Can Cancer Spread to Muscles?

Cancer can spread to skeletal muscle, but this event is exceedingly rare. This process, known as skeletal muscle metastasis, occurs when cancer cells from a primary tumor travel through the body and successfully colonize muscle tissue. Although skeletal muscle makes up about 40% of the body’s total mass, it is an uncommon site for secondary tumor growth compared to organs like the liver, lungs, or bone. Cancers most often associated with this rare spread include those originating in the lung, the gastrointestinal tract, the urinary system, and malignant melanoma.

Understanding the Pathways of Metastasis

Metastasis is the process where cancer cells leave their original site and form a secondary tumor elsewhere in the body. For cancer to spread to a distant location, cells must first break away from the primary tumor and enter the circulatory system.

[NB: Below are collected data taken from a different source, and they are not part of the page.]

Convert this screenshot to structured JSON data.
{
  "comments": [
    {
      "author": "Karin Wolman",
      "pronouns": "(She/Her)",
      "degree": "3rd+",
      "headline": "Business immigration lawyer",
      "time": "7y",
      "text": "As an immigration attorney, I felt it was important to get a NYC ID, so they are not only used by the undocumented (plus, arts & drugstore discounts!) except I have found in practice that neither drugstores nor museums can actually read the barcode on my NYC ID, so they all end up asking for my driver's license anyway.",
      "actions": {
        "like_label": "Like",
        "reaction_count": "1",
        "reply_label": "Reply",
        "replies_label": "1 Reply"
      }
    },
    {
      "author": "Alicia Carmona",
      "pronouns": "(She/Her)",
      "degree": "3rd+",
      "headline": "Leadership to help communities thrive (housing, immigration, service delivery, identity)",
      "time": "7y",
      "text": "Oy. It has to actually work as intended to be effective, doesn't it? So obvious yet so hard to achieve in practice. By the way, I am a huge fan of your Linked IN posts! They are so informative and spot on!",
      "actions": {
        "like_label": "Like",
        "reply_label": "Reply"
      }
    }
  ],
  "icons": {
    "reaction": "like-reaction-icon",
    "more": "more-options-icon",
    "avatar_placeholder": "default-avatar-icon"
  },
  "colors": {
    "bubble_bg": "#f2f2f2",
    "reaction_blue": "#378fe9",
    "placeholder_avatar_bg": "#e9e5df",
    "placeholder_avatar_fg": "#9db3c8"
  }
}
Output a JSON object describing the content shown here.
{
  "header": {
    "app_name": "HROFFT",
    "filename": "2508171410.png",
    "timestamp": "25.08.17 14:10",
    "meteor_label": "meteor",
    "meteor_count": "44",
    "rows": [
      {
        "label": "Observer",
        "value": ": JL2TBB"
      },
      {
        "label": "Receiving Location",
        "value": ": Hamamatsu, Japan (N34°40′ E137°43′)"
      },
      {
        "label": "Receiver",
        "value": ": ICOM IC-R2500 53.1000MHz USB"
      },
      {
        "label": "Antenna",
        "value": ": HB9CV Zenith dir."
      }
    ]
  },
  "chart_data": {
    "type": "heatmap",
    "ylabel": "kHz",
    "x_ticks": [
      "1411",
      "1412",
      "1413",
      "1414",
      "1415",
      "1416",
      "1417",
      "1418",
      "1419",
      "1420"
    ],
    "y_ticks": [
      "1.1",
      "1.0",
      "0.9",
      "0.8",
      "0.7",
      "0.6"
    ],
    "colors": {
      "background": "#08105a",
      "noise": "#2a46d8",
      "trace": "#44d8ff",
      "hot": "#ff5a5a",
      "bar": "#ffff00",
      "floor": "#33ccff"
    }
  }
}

The two main pathways for this long-distance travel are the bloodstream and the lymphatic system.

The most frequent route for cancer cells to reach skeletal muscle is through hematogenous spread, meaning they travel via the bloodstream. Once in circulation, these circulating tumor cells (CTCs) must survive the immune system and the physical stresses of blood flow. They then adhere to the lining of the blood vessel walls, exit the vessel, and attempt to establish a new colony within the muscle tissue.

Why Skeletal Muscle Resists Cancer Colonization

Skeletal muscle tissue possesses unique characteristics that make it a highly hostile environment for most metastatic cancer cells. These factors explain why metastasis to muscle is so rare.

Physical Barrier

The dense organization of muscle fibers provides a physical barrier that actively impedes the invasion and migration of foreign cells. The tightly packed, parallel arrangement of myofibers physically restricts the space cancer cells need to proliferate and organize into a mass.

High Blood Flow

The muscle’s high vascularity and constant blood flow also play a significant role in resistance. Skeletal muscle is highly perfused, meaning it receives a large volume of blood, which may quickly flush out any circulating tumor cells before they can firmly adhere to the vessel walls and exit into the tissue. This constant movement of blood creates a high shear stress that can physically damage or dislodge tumor cell clusters.

Inhibitory Metabolism

The metabolic environment of muscle tissue is generally inhibitory to tumor growth. Skeletal muscle metabolism produces lactic acid and maintains a lower pH level compared to other tissues. This acidic, low-pH microenvironment is unfavorable for the proliferation and survival of many types of metastatic cancer cells, which typically thrive in different metabolic conditions.

Mechanical Stress

The constant contraction and relaxation associated with physical activity create mechanical stress within the tissue. This mechanical disruption can inhibit the adhesion of tumor cells to the extracellular matrix, a necessary step for colonization. Movement also physically crushes or destroys tumor emboli before they can develop the new blood vessels, a process called angiogenesis, which is necessary for a tumor to grow beyond a microscopic size.

Distinguishing Primary Muscle Tumors from Metastasis

It is important to understand the difference between a tumor that starts in the muscle and one that spreads to it. A primary muscle tumor, such as a rhabdomyosarcoma or leiomyosarcoma, originates from the muscle or connective tissue cells themselves. These primary malignant tumors are a type of sarcoma, which is a cancer arising from mesenchymal tissue.

Metastatic muscle tumors, in contrast, are composed of cells that originated elsewhere, such as in the lung or kidney. When a biopsy is performed, the cancer cells found in the muscle will microscopically resemble the cells of the primary tumor, such as a lung carcinoma or a melanoma.

The distinction is significant because the diagnosis and treatment pathway differ substantially between primary sarcomas and metastatic carcinomas. A painful mass in the muscle is often initially suspected to be a primary soft tissue sarcoma, due to the rarity of true metastasis. Proper classification is necessary to determine the correct systemic treatment plan.

Identifying and Diagnosing Muscle Metastases

Skeletal muscle metastasis often presents with non-specific symptoms, which can make initial identification challenging. The most common clinical sign is a localized, painful mass that can be felt under the skin, sometimes accompanied by swelling or tenderness. In some cases, the metastasis is only discovered incidentally during imaging scans for other reasons, rather than due to specific symptoms.

Diagnostic imaging typically begins with Magnetic Resonance Imaging (MRI), the preferred method for evaluating soft tissue masses. MRI provides detailed images that help determine the exact size and location of the lesion and its relationship to surrounding structures. Computed Tomography (CT) and Positron Emission Tomography (PET) scans also assist in staging the cancer and assessing the metabolic activity of the mass.

Radiological findings are not specific enough to confirm the diagnosis, as many benign and malignant masses can look similar on a scan. A definitive diagnosis requires a biopsy, where a small sample of the tissue is removed and examined under a microscope. The pathologist confirms that the cells in the muscle mass match the known primary tumor, which is the only way to confirm a skeletal muscle metastasis.